Japanese Crepe Stand: “If you go to places like Harajuku in Tokyo you find tons of these stands serving sweet crepes filled with ice cream and fruit. But here they also have them filled with cheese.” Naka’s pick: “A simple Nutella crepe with whipped cream because it reminds of of Harajuku.”
MaMa House: A Korean comfort food stand with classics such as bibimbap (rice topped with seasoned vegetables, egg and grilled meat) and kimchi stew. “These are very popular in Japan,” Naka explains, “because we have a very big Korean immigrant population.” Naka’s pick: Bibimbap because I love bibimbap.
Tokyo Shokudo: This is a new stand that basically translates to “Tokyo Diner.” “You see the traditional comfort foods here,” Naka said.

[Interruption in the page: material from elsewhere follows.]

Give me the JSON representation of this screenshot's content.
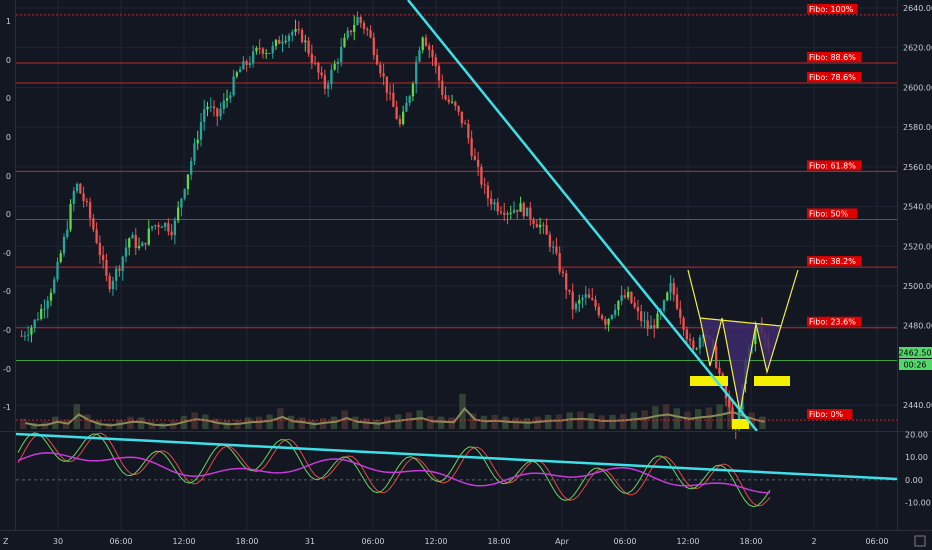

The selection of main dishes includes grilled salmon or mackerel, pork cutlet, fried chicken and curry (above) served with rice, pickles and a side dish. Naka’s pick: Fried oyster plate. “I get this every time I come here because I can’t make it at home.”
Santouka Ramen: This ramen chain hails from Hokkaido in Northern Japan, which is known for its food culture. It offers ramen in three sizes using four broths tonkotsu (pork), miso, shoyu (soy sauce) and shio (salt). Naka’s pick: “I personally like the miso ramen here because it is so flavorful and it is topped with menma (marinated bamboo shoots), chashu (pork belly), naruto (fish cake), Tokyo onions and mushrooms.”
Sanuki Seimen Mugimaru: The soups at this stand feature udon, the thick white noodles made with flour. Diners can order the noodles in butter or broths, and with various toppings, including a wide array of tempura items on sticks. Naka’s pick: Kitsune udon, “it’s classic japanese noodles and the topping is seasoned fried tofu.”
Sutadon-Ya: This stand also specializes in Japanese set lunches featuring comfort foods like garlic pork rice bowls, yakisoba, fried chicken and curry. Naka’s pick: Karaage teishoku or Japanse fried chicken. “They usually marinate the chicken in soy sauce and mirin then they coat it with cornstarch and deep fry it.